Here are a few examples:
Our new barbershop, World-Class Faders, moved to outdoor operations when barbershops were required to stop indoor operations.
After the closure of indoor performance venues, we moved our Guild Theater events to our outdoor venue, Esther’s Park, where we held socially distanced events and performances.
The financial implications of the stay-at-home orders have been huge, thus we proactively checked in on our residential and commercial tenants to see how they had been impacted and worked out plans to make sure they were OK.
When retailers were required to temporarily close their doors we optimized Underground Book’s online store, completed a total store remodel, and opened the 40 Acres Market.
Fixins hadn’t been open for a year when the pandemic hit. The initial goal after opening had been to focus on dine-in service before opening up to delivery and pick-up options. They immediately added a pick-up and delivery option when dine-in seating was restricted.
The newest member of the St. HOPE Family, Slim & Husky’s, moved forward with their plans to open. Adding another restaurant to Oak Park and creating jobs at a time when we’ve seen record-setting unemployment numbers.
Most importantly and probably our proudest pivot has been our St. HOPE Public School’s unwillingness to accept less than the best from our scholars. Staff worked tirelessly to host an online prom and graduation, create an effective distance learning program, and finally welcome scholars back to campus through a hybrid model approved by the Sacramento County Health Department.

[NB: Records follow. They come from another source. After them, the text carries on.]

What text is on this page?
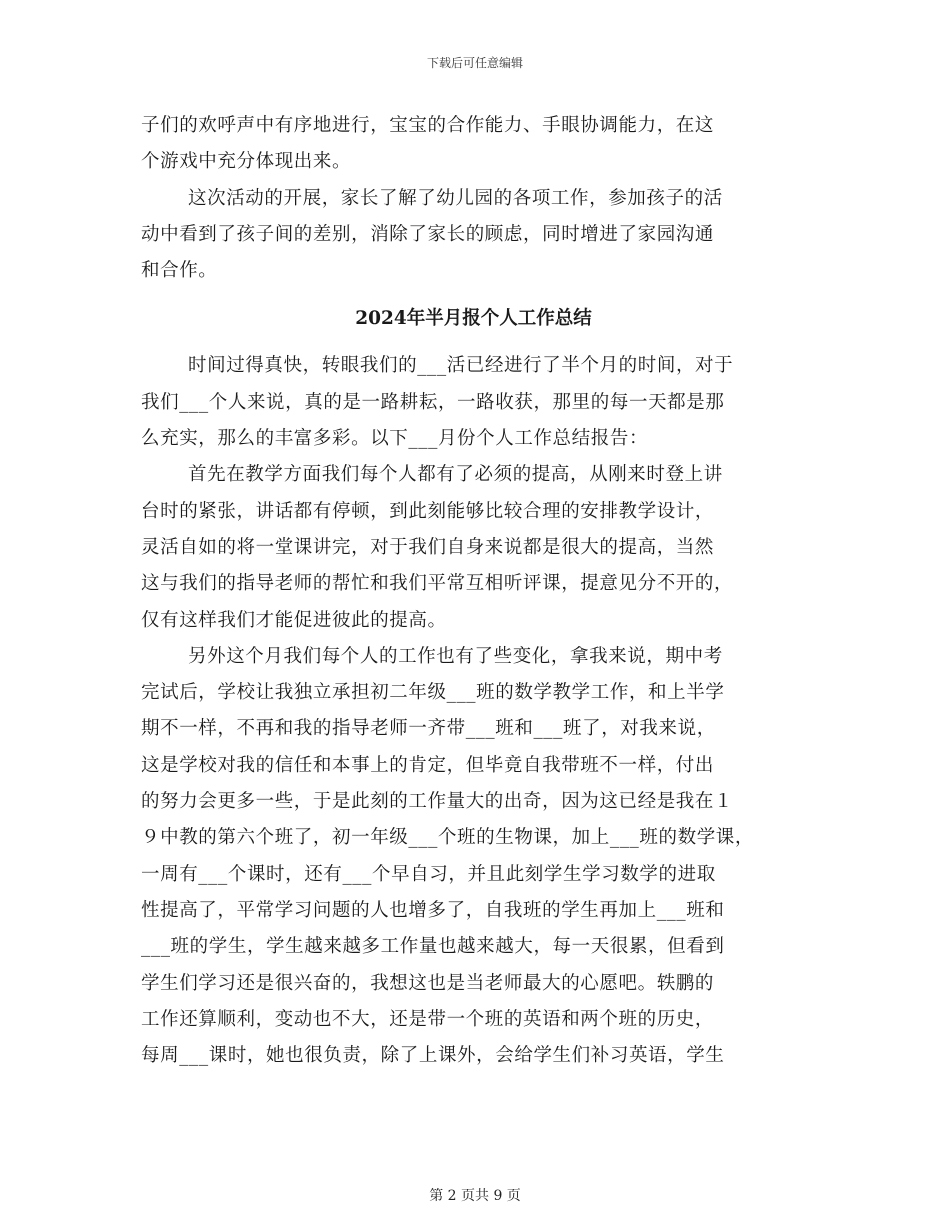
下载后可任意编辑
子们的欢呼声中有序地进行，宝宝的合作能力、手眼协调能力，在这
个游戏中充分体现出来。
这次活动的开展，家长了解了幼儿园的各项工作，参加孩子的活
动中看到了孩子间的差别，消除了家长的顾虑，同时增进了家园沟通
和合作。
2024年半月报个人工作总结
时间过得真快，转眼我们的___活已经进行了半个月的时间，对于
我们___个人来说，真的是一路耕耘，一路收获，那里的每一天都是那
么充实，那么的丰富多彩。以下___月份个人工作总结报告：
首先在教学方面我们每个人都有了必须的提高，从刚来时登上讲
台时的紧张，讲话都有停顿，到此刻能够比较合理的安排教学设计，
灵活自如的将一堂课讲完，对于我们自身来说都是很大的提高，当然
这与我们的指导老师的帮忙和我们平常互相听评课，提意见分不开的，
仅有这样我们才能促进彼此的提高。
另外这个月我们每个人的工作也有了些变化，拿我来说，期中考
完试后，学校让我独立承担初二年级___班的数学教学工作，和上半学
期不一样，不再和我的指导老师一齐带___班和___班了，对我来说，
这是学校对我的信任和本事上的肯定，但毕竟自我带班不一样，付出
的努力会更多一些，于是此刻的工作量大的出奇，因为这已经是我在１
９中教的第六个班了，初一年级___个班的生物课，加上___班的数学课，
一周有___个课时，还有___个早自习，并且此刻学生学习数学的进取
性提高了，平常学习问题的人也增多了，自我班的学生再加上___班和
___班的学生，学生越来越多工作量也越来越大，每一天很累，但看到
学生们学习还是很兴奋的，我想这也是当老师最大的心愿吧。轶鹏的
工作还算顺利，变动也不大，还是带一个班的英语和两个班的历史，
每周___课时，她也很负责，除了上课外，会给学生们补习英语，学生
第 2 页共 9 页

But we’re not done yet! In the coming weeks, we’re working on getting approvals to move forward with our “40 Acres” sign atop the 40 Acres Complex located at 35th Street and Broadway. While the 40 Acres Complex isn’t a full 40 acres, it represents the commitment made over 155 years ago of 40 acres and a mule to recently freed slaves after the civil war. Reverend Garrison Frazier, one of the key contributors to the 40 acres and a mule commitment, felt that education and land ownership were key for true freedom. While that promise of land went unfulfilled, St. HOPE continues to strive for true freedom through education and economic development. Our new 40 Acres sign will be a constant reminder of that age-old commitment.